Sie dankte dem Gerichtspräsidenten per Handschlag

Verfahrenseinstellung und Freispruch für eine 34-jährige Schweizerin

Die verbale Auseinandersetzung im Zentrum Oberdorf in Affoltern endete in einem Gerichtsverfahren – und mit einem Freispruch für die Frau. (Bild Werner Schneiter)

Ein Jubelschrei entfuhr ihr nicht, aber ein herzhaftes Lachen. Als der Gerichtspräsident das Urteil verkündete, sprang die Beschuldigte wie von einer Tarantel gestochen auf und drückte dem Vorsitzenden, der Gerichtsschreiberin und der Auditorin die Hand. «Danke vielmals», sagte sie beim Verlassen des Gerichtssaals mehrmals. Und auch den Gerichtsreporter liess sie danach teilhaben an ihrer Freude.

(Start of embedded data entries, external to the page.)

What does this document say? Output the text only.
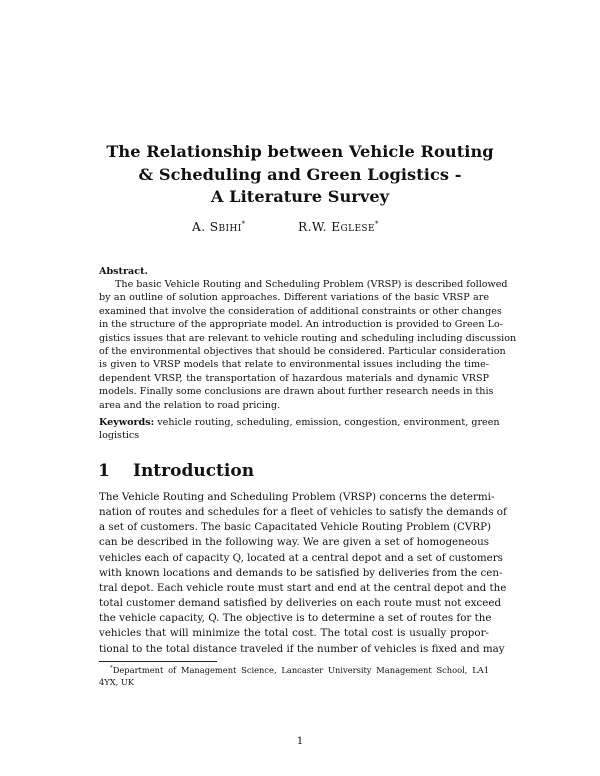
The Relationship between Vehicle Routing
& Scheduling and Green Logistics -
A Literature Survey
A. Sbihi*	R.W. Eglese*
Abstract.
The basic Vehicle Routing and Scheduling Problem (VRSP) is described followed
by an outline of solution approaches. Different variations of the basic VRSP are
examined that involve the consideration of additional constraints or other changes
in the structure of the appropriate model. An introduction is provided to Green Lo-
gistics issues that are relevant to vehicle routing and scheduling including discussion
of the environmental objectives that should be considered. Particular consideration
is given to VRSP models that relate to environmental issues including the time-
dependent VRSP, the transportation of hazardous materials and dynamic VRSP
models. Finally some conclusions are drawn about further research needs in this
area and the relation to road pricing.
Keywords: vehicle routing, scheduling, emission, congestion, environment, green
logistics
1 Introduction
The Vehicle Routing and Scheduling Problem (VRSP) concerns the determi-
nation of routes and schedules for a fleet of vehicles to satisfy the demands of
a set of customers. The basic Capacitated Vehicle Routing Problem (CVRP)
can be described in the following way. We are given a set of homogeneous
vehicles each of capacity Q, located at a central depot and a set of customers
with known locations and demands to be satisfied by deliveries from the cen-
tral depot. Each vehicle route must start and end at the central depot and the
total customer demand satisfied by deliveries on each route must not exceed
the vehicle capacity, Q. The objective is to determine a set of routes for the
vehicles that will minimize the total cost. The total cost is usually propor-
tional to the total distance traveled if the number of vehicles is fixed and may
*Department of Management Science, Lancaster University Management School, LA1
4YX, UK
1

Die 34-jährige Schweizerin hat allen Grund dazu. Denn der Einzelrichter hat das Verfahren wegen Beschimpfung eingestellt und sie vom Vorwurf der Tätlichkeiten freigesprochen. Er sprach von einer komplexen Situation, durchtränkt von vielen Emotionen.

Laut Anklage wird der Frau vorgeworfen, ihrem Ex-Partner im Rahmen einer verbalen Auseinandersetzung im Zentrum Oberdorf in Affoltern gesagt zu haben: «Du Pädophiler musst mir gar nichts erzählen».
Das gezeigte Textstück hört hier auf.